Precisamos falar sobre NOSSOS Kevin’s – Oscar 2012


Opinião

Por Caroline Araújo

A visão rubra que se espalha pela tela não irá desmanchar-se ao final da película. Ela vai continuar em sua mente, mesmo que não queira, não tem como apagar. Lynne Ramsay, diretora escocesa, foi classificada em 2007 como número 12 do mundo na lista do Guardian Unlimited  que aponta os 40 melhores diretores da atualidade – só para constar o Brasil é representado po Walter Salles que ocupa a 23ª posição. Não é a toda que Ramsay ocupa esse ranking, e seu mais novo trabalho mostra por que.

Desconcertante. Um grito mudo, mas feroz. “We need talk about Kevin – Precisamos falar sobre Kevin”(2011), Lynne constrói um recorte sobre a onda de violência que jovens de hoje vem protagonizando, entrando em suas escolas, matando colegas, suicidando-se e por ai vai. Contudo a forma como Lynne conduz esse recorte, é assustadoramente mordaz.

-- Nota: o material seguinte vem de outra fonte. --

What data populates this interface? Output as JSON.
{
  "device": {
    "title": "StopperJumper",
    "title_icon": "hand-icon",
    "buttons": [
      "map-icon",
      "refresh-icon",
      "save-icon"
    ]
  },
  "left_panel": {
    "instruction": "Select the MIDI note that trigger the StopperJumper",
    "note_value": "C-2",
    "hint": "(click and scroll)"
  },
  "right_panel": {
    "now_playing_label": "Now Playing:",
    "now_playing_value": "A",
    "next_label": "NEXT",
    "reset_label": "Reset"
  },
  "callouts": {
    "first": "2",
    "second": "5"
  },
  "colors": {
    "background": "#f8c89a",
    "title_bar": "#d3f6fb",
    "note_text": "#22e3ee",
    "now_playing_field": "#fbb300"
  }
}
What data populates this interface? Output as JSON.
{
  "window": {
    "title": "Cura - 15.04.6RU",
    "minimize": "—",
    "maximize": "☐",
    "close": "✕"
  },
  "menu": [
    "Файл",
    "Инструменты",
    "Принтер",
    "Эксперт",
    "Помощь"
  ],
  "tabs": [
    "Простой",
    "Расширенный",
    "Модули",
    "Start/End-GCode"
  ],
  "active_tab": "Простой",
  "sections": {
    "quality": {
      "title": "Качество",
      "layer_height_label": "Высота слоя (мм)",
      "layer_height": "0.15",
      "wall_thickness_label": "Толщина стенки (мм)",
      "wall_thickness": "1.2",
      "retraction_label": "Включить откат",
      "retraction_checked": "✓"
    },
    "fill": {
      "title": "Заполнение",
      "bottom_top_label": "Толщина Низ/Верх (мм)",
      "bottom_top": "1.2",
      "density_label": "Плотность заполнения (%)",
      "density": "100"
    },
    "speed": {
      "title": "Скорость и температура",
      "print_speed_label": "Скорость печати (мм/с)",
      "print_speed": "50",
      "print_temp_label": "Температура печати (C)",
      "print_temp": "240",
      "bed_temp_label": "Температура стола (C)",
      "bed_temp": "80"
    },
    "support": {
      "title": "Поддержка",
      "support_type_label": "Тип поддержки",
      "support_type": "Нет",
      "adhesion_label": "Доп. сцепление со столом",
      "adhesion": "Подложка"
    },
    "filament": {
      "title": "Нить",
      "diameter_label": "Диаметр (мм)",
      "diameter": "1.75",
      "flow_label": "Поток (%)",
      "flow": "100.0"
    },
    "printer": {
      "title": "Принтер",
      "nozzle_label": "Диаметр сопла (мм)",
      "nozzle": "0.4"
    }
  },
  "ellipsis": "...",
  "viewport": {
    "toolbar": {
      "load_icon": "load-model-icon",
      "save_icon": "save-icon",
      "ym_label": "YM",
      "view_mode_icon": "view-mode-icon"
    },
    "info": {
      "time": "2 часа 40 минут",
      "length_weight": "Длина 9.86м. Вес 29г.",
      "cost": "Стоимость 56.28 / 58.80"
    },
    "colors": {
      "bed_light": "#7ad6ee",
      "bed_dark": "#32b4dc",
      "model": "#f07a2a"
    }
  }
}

Onde reside o mau no ser humano¿ Como conseguimos identifica-lo¿ Um pai, ou mãe seria capaz de compreender que seu filho, de certa forma não presta¿ Posso continuar a esmiuçar perguntas, e todas são aplicáveis ao cerne desta película. O ser humano em si, é mau; naturalmente mau  e muita vezes pode ou não aceita se dar conta disso.

Nosso Kevin em questão, é um garoto bonito, saudável, mas que desde criança apresenta alguns sinais “estranhos”. Um misto de criança mimada, com criança emburrada, sabe lá, vai crescendo e germinando maldades, principalmente na total falta de afeto que aparentemente demostrar possuir por sua mãe, Eva, personificada pela competência e beleza andrógena de Tilda Swinton. A própria mãe, de certa forma, expressa a incredulidade pelas ações do filho, mas diariamente se força atentar amar, compreender, e achar  outra forma de se aproximar de seu filho. Tudo em vão.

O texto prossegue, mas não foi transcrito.